As we paint “Muslims” and “Christians” with broad brushstrokes, we concede the labels entirely too much descriptive authority. In other words, religions are simply large bundles of beliefs and ideas, with no way of discerning within them, what, if anything, is actually correct.
For example, say we survey 100 self-identified Christians to discover how one gets in to heaven or avoids hell. Do we expect 100 identical answers? Similarly, if we survey 100 self-identified Muslims to discover the true meaning of “jihad” do we expect 100 identical answers?
The answer to both of those hypothetical questions is of course, no. A part from the top layer belief that a certain deity exists, interpretations of the scriptures that underpin a particular religion fill the normal distribution curve. Given that, how could we possibly predict a specific behavior from someone, simply because they identify themselves as a Muslim or a Christian?
Hint: we can’t.
What we are really concerned with is the area under the belief curve that, when compared to universal rights and liberal values such as freedom of speech and freedom of religion, would be considered “extremist.”

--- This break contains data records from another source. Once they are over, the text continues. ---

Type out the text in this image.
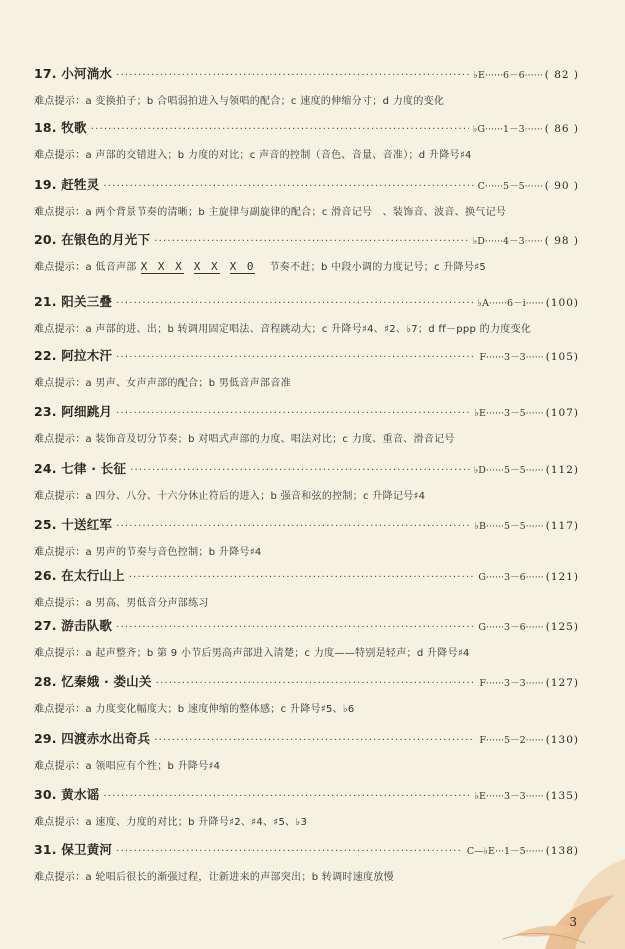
17. 小河淌水 ·····	♭E······6－6······ ( 82 )
难点提示：a 变换拍子；b 合唱弱拍进入与领唱的配合；c 速度的伸缩分寸；d 力度的变化
18. 牧歌 ·····	♭G······1－3······ ( 86 )
难点提示：a 声部的交错进入；b 力度的对比；c 声音的控制（音色、音量、音准）；d 升降号♯4
19. 赶牲灵 ·····	C······5－5······ ( 90 )
难点提示：a 两个背景节奏的清晰；b 主旋律与副旋律的配合；c 滑音记号　、装饰音、波音、换气记号
20. 在银色的月光下 ·····	♭D······4－3······ ( 98 )
难点提示：a 低音声部 X X X X X X 0 节奏不赶；b 中段小调的力度记号；c 升降号♯5
21. 阳关三叠 ·····	♭A······6－i······ (100)
难点提示：a 声部的进、出；b 转调用固定唱法、音程跳动大；c 升降号♯4、♯2、♭7；d ff－ppp 的力度变化
22. 阿拉木汗 ·····	F······3－3······ (105)
难点提示：a 男声、女声声部的配合；b 男低音声部音准
23. 阿细跳月 ·····	♭E······3－5······ (107)
难点提示：a 装饰音及切分节奏；b 对唱式声部的力度、唱法对比；c 力度、重音、滑音记号
24. 七律 · 长征 ·····	♭D······5－5······ (112)
难点提示：a 四分、八分、十六分休止符后的进入；b 强音和弦的控制；c 升降记号♯4
25. 十送红军 ·····	♭B······5－5······ (117)
难点提示：a 男声的节奏与音色控制；b 升降号♯4
26. 在太行山上 ·····	G······3－6······ (121)
难点提示：a 男高、男低音分声部练习
27. 游击队歌 ·····	G······3－6······ (125)
难点提示：a 起声整齐；b 第 9 小节后男高声部进入清楚；c 力度——特别是轻声；d 升降号♯4
28. 忆秦娥 · 娄山关 ·····	F······3－3······ (127)
难点提示：a 力度变化幅度大；b 速度伸缩的整体感；c 升降号♯5、♭6
29. 四渡赤水出奇兵 ·····	F······5－2······ (130)
难点提示：a 领唱应有个性；b 升降号♯4
30. 黄水谣 ·····	♭E······3－3······ (135)
难点提示：a 速度、力度的对比；b 升降号♯2、♯4、♯5、♭3
31. 保卫黄河 ·····	C—♭E···1－5······ (138)
难点提示：a 轮唱后很长的渐强过程，让新进来的声部突出；b 转调时速度放慢
3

We must talk about that specific area of the curve using terms other than the name of the religion or the blanket label by which practitioners identify themselves, if we are going to create the allies we need within the belief system. For these are the people simultaneously closest to the problem, and closest to the solution. We can’t expect the belief curve to evaporate, but we can slide the entire curve to the left, making the extremist area ever smaller. But to effect that movement, we have to exercise discipline and use linguistic precision.
In the case of Islam, we need to stop blaming “Muslims” for the extremism of Islamism. But we need a word, like “Islamism,” that not only encapsulates the problem of extremism, but also recognizes the reality of the relationship of that extreme end of the tail to the rest of the belief spectrum curve.